New graduates 2013: Amy Hunter

June 9, 2013 – 10:00 am By emilygraham

Beautifully quiet explorations/extractions of form in the landscape from Brighton graduate Amy Hunter.

New graduates 2013: Tom Calvert

June 7, 2013 – 9:22 am By emilygraham

A graduate from the University of Brighton this year, Tom Calvert’s project Finding Tom Calvert creates playful narratives in the landscape.

Brea Souders

June 5, 2013 – 10:26 am By emilygraham

Brea Souders reuses discarded pieces of film to create wonderful collages of fragmented images, failed exposures, cast-off memories in her series Film Electric. Read an interview with her about the project here.

(via Lay Flat)

Judges respond: Edmund Clark

June 3, 2013 – 10:00 am By emilygraham

We’re honoured to have Edmund Clark on our judging panel for the Night Contact New Work grants. Clark uses photography, found imagery and text to explore links between representation and politics. He is best known for his work exploring the consequences of control and incarceration in the monographs Guantanamo: If the Light Goes Out (2010) and Still Life Killing Time (2007). Clark employs mixed media and technology in his exhibition installations to explore the viewer’s experience of and relationship to the work.

We took this opportunity to ask him a few questions.

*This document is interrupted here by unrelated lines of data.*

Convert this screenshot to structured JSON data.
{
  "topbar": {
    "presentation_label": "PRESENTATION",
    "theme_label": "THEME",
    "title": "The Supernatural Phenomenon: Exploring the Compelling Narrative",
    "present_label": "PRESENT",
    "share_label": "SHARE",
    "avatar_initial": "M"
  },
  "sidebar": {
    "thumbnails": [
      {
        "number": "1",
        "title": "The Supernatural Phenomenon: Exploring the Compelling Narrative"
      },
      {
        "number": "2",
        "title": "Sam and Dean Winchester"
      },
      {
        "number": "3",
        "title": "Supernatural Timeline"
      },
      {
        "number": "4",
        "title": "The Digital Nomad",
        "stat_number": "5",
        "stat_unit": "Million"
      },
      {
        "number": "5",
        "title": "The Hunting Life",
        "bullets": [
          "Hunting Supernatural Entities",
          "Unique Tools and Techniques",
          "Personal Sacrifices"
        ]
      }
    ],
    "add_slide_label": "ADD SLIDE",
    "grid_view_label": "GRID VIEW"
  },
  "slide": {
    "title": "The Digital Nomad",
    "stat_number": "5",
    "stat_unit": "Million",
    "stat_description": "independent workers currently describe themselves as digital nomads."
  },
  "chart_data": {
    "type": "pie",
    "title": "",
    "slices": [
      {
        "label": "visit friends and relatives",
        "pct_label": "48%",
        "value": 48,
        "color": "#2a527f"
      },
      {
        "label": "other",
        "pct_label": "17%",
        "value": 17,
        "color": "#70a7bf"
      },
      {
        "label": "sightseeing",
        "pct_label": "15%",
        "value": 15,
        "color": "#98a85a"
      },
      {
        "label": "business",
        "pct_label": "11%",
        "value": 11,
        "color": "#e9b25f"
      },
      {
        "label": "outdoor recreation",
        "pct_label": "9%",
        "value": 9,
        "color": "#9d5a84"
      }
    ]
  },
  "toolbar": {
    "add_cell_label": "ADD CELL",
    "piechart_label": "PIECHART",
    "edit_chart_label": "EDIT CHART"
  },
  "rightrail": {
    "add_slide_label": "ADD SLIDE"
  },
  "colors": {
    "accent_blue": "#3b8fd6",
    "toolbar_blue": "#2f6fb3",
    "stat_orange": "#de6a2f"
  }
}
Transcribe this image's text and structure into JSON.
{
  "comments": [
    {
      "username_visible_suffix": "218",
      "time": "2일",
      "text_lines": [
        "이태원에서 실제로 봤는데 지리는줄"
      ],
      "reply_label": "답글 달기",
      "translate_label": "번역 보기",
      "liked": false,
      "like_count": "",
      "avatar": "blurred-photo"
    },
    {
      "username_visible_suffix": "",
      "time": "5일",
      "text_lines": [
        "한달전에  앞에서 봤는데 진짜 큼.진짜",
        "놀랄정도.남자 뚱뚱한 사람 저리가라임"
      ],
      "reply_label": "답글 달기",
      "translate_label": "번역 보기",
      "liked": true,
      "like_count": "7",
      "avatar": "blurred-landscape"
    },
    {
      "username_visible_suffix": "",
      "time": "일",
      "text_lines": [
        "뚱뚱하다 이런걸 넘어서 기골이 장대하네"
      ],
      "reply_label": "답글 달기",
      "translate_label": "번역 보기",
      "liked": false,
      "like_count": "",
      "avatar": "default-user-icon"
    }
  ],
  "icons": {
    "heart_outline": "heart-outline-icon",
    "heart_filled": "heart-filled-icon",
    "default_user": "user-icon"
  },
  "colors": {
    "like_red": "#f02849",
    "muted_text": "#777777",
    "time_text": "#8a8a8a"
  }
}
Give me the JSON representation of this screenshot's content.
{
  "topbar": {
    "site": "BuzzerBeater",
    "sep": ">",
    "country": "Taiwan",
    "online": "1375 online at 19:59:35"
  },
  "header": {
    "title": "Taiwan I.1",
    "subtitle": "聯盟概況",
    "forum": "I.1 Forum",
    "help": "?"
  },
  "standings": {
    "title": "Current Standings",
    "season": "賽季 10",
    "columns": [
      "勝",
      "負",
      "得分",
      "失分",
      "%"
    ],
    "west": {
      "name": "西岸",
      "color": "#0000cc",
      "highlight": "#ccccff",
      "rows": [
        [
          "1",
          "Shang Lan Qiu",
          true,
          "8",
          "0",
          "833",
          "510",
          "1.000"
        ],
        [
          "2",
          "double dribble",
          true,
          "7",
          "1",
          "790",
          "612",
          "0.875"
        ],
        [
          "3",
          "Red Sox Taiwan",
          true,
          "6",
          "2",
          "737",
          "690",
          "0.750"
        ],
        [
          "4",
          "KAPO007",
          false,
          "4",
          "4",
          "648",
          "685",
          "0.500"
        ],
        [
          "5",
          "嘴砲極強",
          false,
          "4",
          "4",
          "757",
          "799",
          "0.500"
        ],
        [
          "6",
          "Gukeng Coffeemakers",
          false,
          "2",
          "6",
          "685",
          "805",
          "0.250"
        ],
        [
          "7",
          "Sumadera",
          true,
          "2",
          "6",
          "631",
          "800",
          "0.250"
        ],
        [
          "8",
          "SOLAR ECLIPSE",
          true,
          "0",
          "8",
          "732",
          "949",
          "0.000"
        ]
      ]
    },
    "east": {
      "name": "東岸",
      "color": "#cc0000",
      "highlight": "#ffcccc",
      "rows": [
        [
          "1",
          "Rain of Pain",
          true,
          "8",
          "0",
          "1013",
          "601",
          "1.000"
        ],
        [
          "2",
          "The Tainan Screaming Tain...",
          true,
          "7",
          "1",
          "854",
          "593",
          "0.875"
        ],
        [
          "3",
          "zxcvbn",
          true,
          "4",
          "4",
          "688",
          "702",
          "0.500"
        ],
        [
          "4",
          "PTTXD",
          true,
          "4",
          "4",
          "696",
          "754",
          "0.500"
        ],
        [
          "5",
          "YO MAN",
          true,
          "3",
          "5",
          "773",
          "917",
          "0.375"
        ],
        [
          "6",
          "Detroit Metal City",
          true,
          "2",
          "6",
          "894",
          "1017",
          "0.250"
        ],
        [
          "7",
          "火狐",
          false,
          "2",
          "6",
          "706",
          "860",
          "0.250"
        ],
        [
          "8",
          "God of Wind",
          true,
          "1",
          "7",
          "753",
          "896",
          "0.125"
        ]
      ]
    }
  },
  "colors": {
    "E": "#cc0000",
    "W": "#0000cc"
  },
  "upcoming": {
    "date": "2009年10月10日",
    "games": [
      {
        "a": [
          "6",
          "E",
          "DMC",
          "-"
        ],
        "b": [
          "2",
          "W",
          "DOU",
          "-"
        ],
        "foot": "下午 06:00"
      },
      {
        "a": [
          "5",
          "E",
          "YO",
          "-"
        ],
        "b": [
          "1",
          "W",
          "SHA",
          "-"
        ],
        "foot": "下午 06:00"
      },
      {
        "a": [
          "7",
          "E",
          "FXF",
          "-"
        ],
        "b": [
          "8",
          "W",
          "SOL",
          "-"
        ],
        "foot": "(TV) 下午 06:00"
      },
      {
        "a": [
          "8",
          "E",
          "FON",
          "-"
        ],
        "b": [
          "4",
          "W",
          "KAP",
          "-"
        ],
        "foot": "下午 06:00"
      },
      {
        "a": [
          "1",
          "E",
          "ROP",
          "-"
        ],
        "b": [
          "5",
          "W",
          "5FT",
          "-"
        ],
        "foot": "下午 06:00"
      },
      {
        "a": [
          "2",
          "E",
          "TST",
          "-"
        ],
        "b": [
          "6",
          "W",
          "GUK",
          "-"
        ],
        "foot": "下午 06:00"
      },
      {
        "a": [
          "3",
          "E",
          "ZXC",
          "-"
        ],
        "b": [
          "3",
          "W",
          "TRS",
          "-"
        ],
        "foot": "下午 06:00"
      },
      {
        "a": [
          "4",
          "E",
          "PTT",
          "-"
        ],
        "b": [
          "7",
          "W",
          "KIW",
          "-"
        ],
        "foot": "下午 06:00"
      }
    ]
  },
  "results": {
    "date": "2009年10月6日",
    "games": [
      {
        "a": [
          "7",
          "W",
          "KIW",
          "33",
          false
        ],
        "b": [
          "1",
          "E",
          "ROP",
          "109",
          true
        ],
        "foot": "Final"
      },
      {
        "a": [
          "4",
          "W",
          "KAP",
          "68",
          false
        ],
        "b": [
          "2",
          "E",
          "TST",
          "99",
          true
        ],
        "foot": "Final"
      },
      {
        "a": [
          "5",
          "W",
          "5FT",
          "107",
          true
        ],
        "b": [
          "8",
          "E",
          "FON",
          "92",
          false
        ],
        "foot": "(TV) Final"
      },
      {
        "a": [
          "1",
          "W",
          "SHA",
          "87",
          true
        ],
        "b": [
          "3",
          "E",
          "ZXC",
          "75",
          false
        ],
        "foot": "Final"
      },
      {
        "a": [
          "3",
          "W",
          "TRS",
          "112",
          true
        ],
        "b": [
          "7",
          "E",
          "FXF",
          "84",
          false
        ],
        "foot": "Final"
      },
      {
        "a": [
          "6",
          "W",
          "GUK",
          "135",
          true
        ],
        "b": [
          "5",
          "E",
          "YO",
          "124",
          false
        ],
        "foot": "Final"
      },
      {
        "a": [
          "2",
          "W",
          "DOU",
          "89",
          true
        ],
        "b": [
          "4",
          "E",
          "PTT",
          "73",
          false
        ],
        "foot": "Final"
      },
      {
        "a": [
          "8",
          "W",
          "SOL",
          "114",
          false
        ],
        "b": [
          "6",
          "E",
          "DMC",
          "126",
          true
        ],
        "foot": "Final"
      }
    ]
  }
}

Camps: Exercise Cage, Camp Delta from the book/series ‘Guantanamo: If the light goes out’ by Edmund Clark

What would you like to see from the New Work grant applications?

I want to see ideas for work that challenge me. This can be intellectually or formally. I don’t want to see proposals for slideshows set to music, which is how a lot of photographers seem to interpret multimedia. I am looking for ideas that explore the possibilities of mixing media so that the whole becomes something different to the parts; where it is apparent that the collaboration of practitioners, or the mix of the media, will lead to work that takes me somewhere new or makes me reappraise an existing idea or experience.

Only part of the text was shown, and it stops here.